My question is, can only SLRs shoot continuously?  Are cameras that have that feature usually in that $600+ price range?

Picture quality isn't as big of a deal for me as is that shooting feature.  So any help is appreciated.  =]


----------



## thenikonguy (Aug 15, 2009)

you dont need a continous shooting camera to do a time lapse...  you can get software, where you can plug your camera in, and tell the program that you want to shoot every X seconds, or x mins.. then set it on a tripod, and your good to go..


----------



## robbie_vlad (Aug 15, 2009)

I think he means he wants a camera that shoots ~3FPS so he can capture something in each step as it happens (sports for example). 

The only cameras I know of that shoot at least 3FPS are SLR's...


----------



## thenikonguy (Aug 15, 2009)

I wasnt sure, because he used the time lapse term. so I was thinking he wanted something like this:





he wanting something like this:
http://forums.steves-digicams.com/a...oard-sequence-multi-portrait-reduced-size.jpg

its called a "sequence" and yes, as far as I've seen, SLR's are the only cameras that shoot this, because they dont have any lag


----------



## Sfari (Aug 15, 2009)

I'm sorry, I should have been clearer.

That video that thenikonguy posted is exactly what I'm trying to do.

And you mentioned that some cameras let you load up programs for that kind of thing?


----------



## thenikonguy (Aug 15, 2009)

i dont know if point and shoots do.. but I have nikon camera control which lets me plug my camera (d50) into my mac (USB) and set a time interval for shooting automatically..


----------



## Phranquey (Aug 15, 2009)

Sfari said:


> I'm sorry, I should have been clearer.
> 
> That video that thenikonguy posted is exactly what I'm trying to do.
> 
> And you mentioned that some cameras let you load up programs for that kind of thing?


 
If you are trying to do something like that, over a long period of time, 3fps is going to give you WAY more frames than you will need.....unless you are going for a really _long_ movie.  At roughly 30 frames/sec for video, 3fps of capture is going to give you 6 minutes of video for every hour you shoot.  This would be fine if you are time lapsing something that happens quickly.

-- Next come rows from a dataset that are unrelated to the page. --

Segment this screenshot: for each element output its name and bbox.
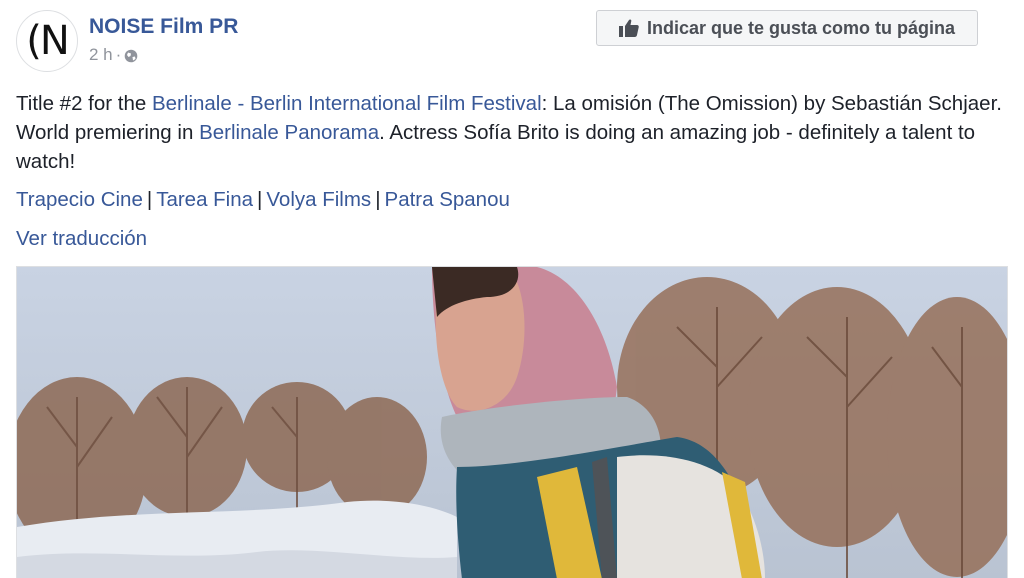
panorama-link[interactable]: Berlinale Panorama xyxy=(199,121,379,144)
like-page-label: Indicar que te gusta como tu página xyxy=(646,17,956,38)
film-still-illustration xyxy=(17,267,1007,578)
thumbs-up-icon xyxy=(618,19,639,37)
credit-separator: | xyxy=(375,188,381,211)
credits-line: Trapecio Cine | Tarea Fina | Volya Films | Pat… xyxy=(16,185,510,214)
credit-separator: | xyxy=(146,188,153,211)
credit-link[interactable]: Tarea Fina xyxy=(156,188,253,211)
credit-link[interactable]: Volya Films xyxy=(266,188,371,211)
meta-separator: · xyxy=(115,45,122,64)
globe-icon[interactable] xyxy=(124,48,138,63)
page-avatar[interactable]: (N xyxy=(16,10,78,72)
post-timestamp[interactable]: 2 h xyxy=(89,45,113,65)
post-meta: 2 h · xyxy=(89,45,138,65)
post-text-part: Title #2 for the xyxy=(16,92,152,115)
see-translation-link[interactable]: Ver traducción xyxy=(16,224,147,253)
credit-separator: | xyxy=(257,188,263,211)
post-header: (N NOISE Film PR 2 h · Indicar que te gu… xyxy=(16,10,1008,72)
page-name-link[interactable]: NOISE Film PR xyxy=(89,15,238,39)
post-body: Title #2 for the Berlinale - Berlin Inte… xyxy=(16,89,1012,176)
like-page-button[interactable]: Indicar que te gusta como tu página xyxy=(596,10,978,46)
credit-link[interactable]: Trapecio Cine xyxy=(16,188,143,211)
festival-link[interactable]: Berlinale - Berlin International Film Fe… xyxy=(152,92,542,115)
credit-link[interactable]: Patra Spanou xyxy=(385,188,510,211)
post-photo[interactable] xyxy=(16,266,1008,578)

I did some searching into the construction schedule of that building, and based on an average video frame rate of 30 frames/sec, that time lapse was taken at approximately 1 frame per hour over a 2 1/2 year period.


----------



## Bitter Jeweler (Aug 15, 2009)

Many of Canon's P&S cameras have CDHK "firmware" wich allow this funstion you are looking for, plus many other wonderful things the company never thought people would appreciate, such as a functioning battery meter. :er:

CHDK Wiki

This CDHK "Firmware" does not replace the cameras firmware, instead, it loads off your memory card either automatically, or when you want it to. Once you take that memory card out, the "firmware" is gone. It great stuff. Youo have a lot of reading to do though. It was easy to install, and operate the new functions. I use it on my PowerShot SD750 (?) I think that's the numbers.


----------